ATOMIC BOMB SIMULATION

Role: SCIENTIST

You are a scientist in the Manhattan Project. At the specific request of the President, you have been invited to appear before the Interim Committee to express your views on the atomic bomb and its use against Japan. The Committee, after hearing the views of you and other experts, will then formulate recommendations and send them to the President. He will make the final decision of whether or not to use the bomb. It is important that you organize and present your views as persuasively as possible as your testimony may prove to be the deciding factor in the decision to drop the bomb. Your presentation will be limited to five minutes. You may use any or all of the following arguments as well as any additional arguments. The Committee may direct questions at you during your presentation so prepare well. 

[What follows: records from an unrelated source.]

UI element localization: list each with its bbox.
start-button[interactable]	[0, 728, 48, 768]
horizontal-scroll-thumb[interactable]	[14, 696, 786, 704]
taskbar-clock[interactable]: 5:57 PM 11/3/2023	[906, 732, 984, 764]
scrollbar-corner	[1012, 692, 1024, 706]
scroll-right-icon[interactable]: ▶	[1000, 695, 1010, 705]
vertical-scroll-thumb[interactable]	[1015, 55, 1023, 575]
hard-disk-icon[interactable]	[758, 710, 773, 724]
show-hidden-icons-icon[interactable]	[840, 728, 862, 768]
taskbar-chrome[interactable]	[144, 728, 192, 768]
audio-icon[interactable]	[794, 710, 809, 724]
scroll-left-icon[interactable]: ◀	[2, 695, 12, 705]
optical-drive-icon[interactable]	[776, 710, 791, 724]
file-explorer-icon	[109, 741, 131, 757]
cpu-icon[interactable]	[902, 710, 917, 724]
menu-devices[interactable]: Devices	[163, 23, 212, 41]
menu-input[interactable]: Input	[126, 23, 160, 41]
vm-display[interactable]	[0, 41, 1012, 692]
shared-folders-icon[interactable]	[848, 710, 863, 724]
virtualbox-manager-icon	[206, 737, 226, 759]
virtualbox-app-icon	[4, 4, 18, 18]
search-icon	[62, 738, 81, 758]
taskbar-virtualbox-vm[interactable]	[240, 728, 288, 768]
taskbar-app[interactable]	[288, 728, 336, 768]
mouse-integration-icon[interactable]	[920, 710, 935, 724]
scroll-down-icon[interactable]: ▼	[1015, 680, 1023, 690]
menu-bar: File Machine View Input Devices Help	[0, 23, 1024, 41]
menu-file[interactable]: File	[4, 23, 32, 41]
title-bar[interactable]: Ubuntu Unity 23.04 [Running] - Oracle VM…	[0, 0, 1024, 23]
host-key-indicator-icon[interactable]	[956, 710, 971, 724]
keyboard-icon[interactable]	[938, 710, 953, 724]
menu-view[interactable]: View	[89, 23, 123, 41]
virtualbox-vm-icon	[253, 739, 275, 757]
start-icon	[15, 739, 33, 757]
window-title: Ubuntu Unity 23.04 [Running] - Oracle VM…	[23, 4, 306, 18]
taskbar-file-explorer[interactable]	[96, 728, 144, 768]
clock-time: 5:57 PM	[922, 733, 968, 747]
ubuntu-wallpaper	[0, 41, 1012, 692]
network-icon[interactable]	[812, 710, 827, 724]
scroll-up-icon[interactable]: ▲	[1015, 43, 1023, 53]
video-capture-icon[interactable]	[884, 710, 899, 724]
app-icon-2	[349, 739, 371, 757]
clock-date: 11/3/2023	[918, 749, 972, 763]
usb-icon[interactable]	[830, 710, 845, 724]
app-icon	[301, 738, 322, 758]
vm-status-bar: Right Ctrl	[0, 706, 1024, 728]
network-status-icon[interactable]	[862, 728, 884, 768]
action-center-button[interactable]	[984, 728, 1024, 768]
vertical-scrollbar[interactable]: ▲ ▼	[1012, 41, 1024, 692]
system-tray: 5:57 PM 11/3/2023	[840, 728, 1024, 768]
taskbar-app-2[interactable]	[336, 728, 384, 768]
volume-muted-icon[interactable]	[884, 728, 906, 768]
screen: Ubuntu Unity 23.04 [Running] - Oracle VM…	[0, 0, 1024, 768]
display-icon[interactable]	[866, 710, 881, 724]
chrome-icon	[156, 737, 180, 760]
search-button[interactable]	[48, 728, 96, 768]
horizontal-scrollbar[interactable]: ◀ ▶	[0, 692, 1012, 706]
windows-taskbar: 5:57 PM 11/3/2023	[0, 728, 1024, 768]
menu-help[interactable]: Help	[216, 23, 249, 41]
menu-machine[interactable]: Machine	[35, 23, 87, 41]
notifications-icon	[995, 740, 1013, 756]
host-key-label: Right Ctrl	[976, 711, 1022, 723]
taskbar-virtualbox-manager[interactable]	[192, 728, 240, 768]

You strongly oppose the use of the bomb. As a scientist, your career has been one of increasing human knowledge. It was to that end, and to ensure the Nazis did not get the bomb first, that you allowed yourself to be enlisted in the Manhattan Project. As it turns out, the Germans never did produce an atomic weapon. There is no evidence of a Japanese bomb project. For this reason, you believe the bomb is unnecessary. 

The war can be won and is being won with conventional weapons. Atomic warfare would be needlessly inhumane in an already barbaric war. If it is decided that the bomb must be used, you favor a demonstration of the bomb’s effect before it is dropped on Japanese cities. You believe that the Japanese would be sufficiently impressed if we gave them the results of one test in New Mexico and then demonstrated the power of the bomb on an uninhabited island, a high mountain or within view of the Japanese coast. A high altitude explosion over Tokyo at night would create immediate daylight. This type of demonstration would surely convince the Japanese leaders to surrender. 

If we do not warn the Japanese and then destroyed one of their cities, we might hasten victory. But we also might wreck the peace. The Soviet Union, our ally in the war, might consider our use of the bomb as a kind of atomic blackmail. They would see it as a threat against them. We built it in secret and have a monopoly on its use. This could damage relationships at a time when cracks are already forming in the wartime alliance. Let us look ahead. We must not use a tactic, which might fail, but which also might poison the whole world against us in the future. Nuclear bombs cannot possibly remain a secret weapon for more than a few years. The scientific facts on which their construction is based are well known to scientists in other countries. We must not trigger a nuclear arms race, which we might lose. If we are honest with ourselves, we can see that the bomb is intended to be both anti-Japanese and anti-Russian. Russia has promised to enter the war against Japan within three months of the end of the war in Europe. That means by the middle of August. Part of the motivation to use the bomb is to keep the Soviet divisions out of Manchuria by ending the war quickly. But we cannot be certain that the bomb’s use will keep Russia out, particularly since we have been so insistent in demanding Russian assistance for a massive land invasion. 

An additional criticism is that the Japanese would be needlessly embittered if we used the bomb against their defenseless cities. Other than these practical considerations, you have strong moral objections to the use of the bomb. The United States does not support indiscriminate use of this type of weapon. We protested the German use of new rocket weapons on London. Despite the American anger toward Japan after Pearl Harbor and the bloody war that followed, recent opinion polls show that Americans do not support the use of poison gas even if the use would shorten the war. The atomic bomb is much more destructive than gas ever could be. It kills on a much larger scale and its radioactive effects are longer lasting. It can be assumed that if they knew about the bomb, they would not support its use. You believe that the United States should not lower itself to the level of the enemy, especially when it is not needed. We should not abandon our moral beliefs by using the bomb on a defeated and crippled nation. 

The ultimate goal has to be more than a tactical victory over Japan; it has to be a more wide-ranging strategy of continued peace in the world. After the war’s end, as Americans, we should be able to say to the world: "See the king of weapons we had but did not use. We are ready to renounce its use in the future if other nations join in the renunciation and agree to the establishment of an efficient international control." 

In summary, dropping the bomb without warning is unnecessary because the present tactics are working. It would also be barbaric because thousands of innocent women and children would die. It will also provoke a major nuclear arms race and thus destroy the long-run dream for peace.